For this album, Jethro Tull's line-up consisted of: Ian Anderson (on vocals, flute and acoustic guitar), Clive Bunker (on drums and percussion), Martin Barre (on electric guitar and descant recorder), John Evan (on piano, organ and mellotron), and Jeffrey Hammond-Hammond (on bass, alto recorder and odd voices). Some tracks feature orchestral augmentation.

Classic rock (guitar, vocals, keyboards, bass and drums) flavored with nimble flutework.

The guitar is solid and present in both electric and acoustic modes. The electric riffs are searing and compelling. The acoustic stylings are delicate and emotional. Depending on what impact each song desires at a given point, these two variants of guitar are liberally applied with delightful results.

Ian Anderson's vocals combine lilting and coarse elements, delivering unorthodox lyrics with guttural puissance in the harder tracks and crisp crooning in the softer tracks. Breaking the model of the early Seventies, very few of these songs deal with love and relationships. While some tunes do deal with emotional connections, a number of the songs tell engaging tales, often analyzing the delights of excess and the psychological cost of such immoderation. And running through it all is the sentiment that God isn't "the kind you have to wind up on Sundays."

The keyboards twinkle with lively animation, frequently injecting a ragtime flair to the pounding rock tuneage. At other times, the piano lends a somber temperament. The organ provides a moody mien with its slippery drone.

The bass generates an undercurrent rumble whose subtlety often hides within the mix.

The drums offer carefully crafted rhythms that alternate between outright driving tempos to a peripheral sparse embellishment of beats.

At the time of its release the use of flute in rock music was quite experimental, and this album epitomizes one of the strongest examples of powerful flute in rock. But these fanciful warblings hardly sound "experimental." Here their presence contributes a vital and vigorous disposition, augmenting the driving tuneage with spry cascades and infecting each song with a cavorting jubilation.

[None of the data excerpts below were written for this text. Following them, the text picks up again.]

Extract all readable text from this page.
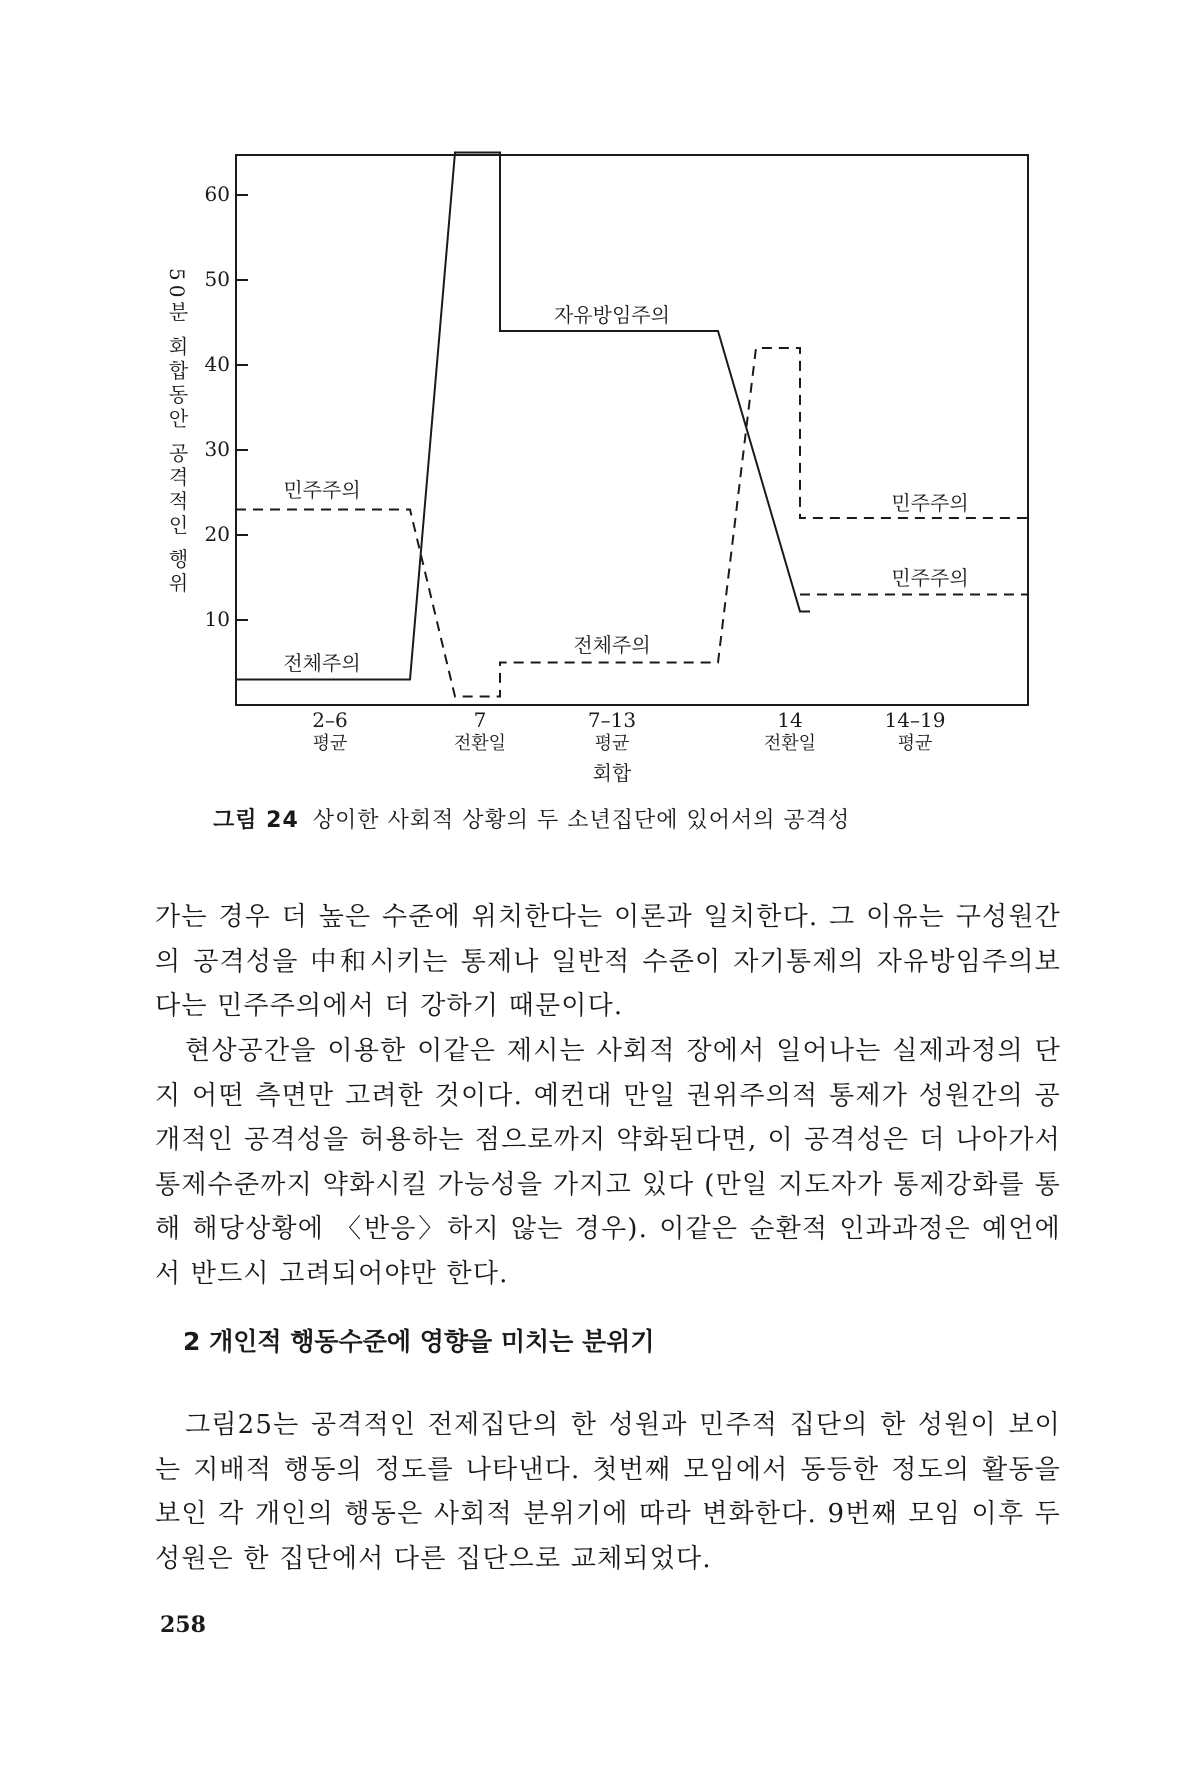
10
20
30
40
50
60
2–6
평균
7
전환일
7–13
평균
14
전환일
14–19
평균
전체주의
민주주의
자유방임주의
전체주의
민주주의
민주주의
50분 회합동안 공격적인 행위
회합
그림 24 상이한 사회적 상황의 두 소년집단에 있어서의 공격성

가는 경우 더 높은 수준에 위치한다는 이론과 일치한다. 그 이유는 구성원간의 공격성을 中和시키는 통제나 일반적 수준이 자기통제의 자유방임주의보다는 민주주의에서 더 강하기 때문이다.

현상공간을 이용한 이같은 제시는 사회적 장에서 일어나는 실제과정의 단지 어떤 측면만 고려한 것이다. 예컨대 만일 권위주의적 통제가 성원간의 공개적인 공격성을 허용하는 점으로까지 약화된다면, 이 공격성은 더 나아가서 통제수준까지 약화시킬 가능성을 가지고 있다 (만일 지도자가 통제강화를 통해 해당상황에 〈반응〉하지 않는 경우). 이같은 순환적 인과과정은 예언에서 반드시 고려되어야만 한다.

2 개인적 행동수준에 영향을 미치는 분위기

그림25는 공격적인 전제집단의 한 성원과 민주적 집단의 한 성원이 보이는 지배적 행동의 정도를 나타낸다. 첫번째 모임에서 동등한 정도의 활동을 보인 각 개인의 행동은 사회적 분위기에 따라 변화한다. 9번째 모임 이후 두 성원은 한 집단에서 다른 집단으로 교체되었다.

258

Several of these compositions are timeless classics, but there are others that never achieved radio airplay, attributable perhaps to their folksy gentility. These lesser known tracks offer pensive passages, and yet despite their temperate nature they still exhibit a touch of punch. While the other pieces ("Aqualung," "Cross-Eyed Mary," "Hymn 43," and "Locomotive Breath") are so well known that their very titles (or a handful of their notes) make them instantly recognizable.

As for the bonus material, you get early versions of "My God," "Wind Up," and "Up the 'Pool," and several previously unreleased tracks. The version of "My God" is particularly stupendous: nearly ten minutes long with numerous woodwind diversions.

These alternate and early takes are more tender versions of the classic tracks. They are not unformed or crude, but simply more restrained performances, in many ways intensely intimate.

The new stereo mixes offered here were crafted by Steven Wilson (from Porcupine Tree).

This release is available in an edition featuring two CDs, and also a limited edition collector's edition including the two CDs, a DVD and Blu-Ray. A 48 page booklet is included featuring numerous photos and text insights from members of the band.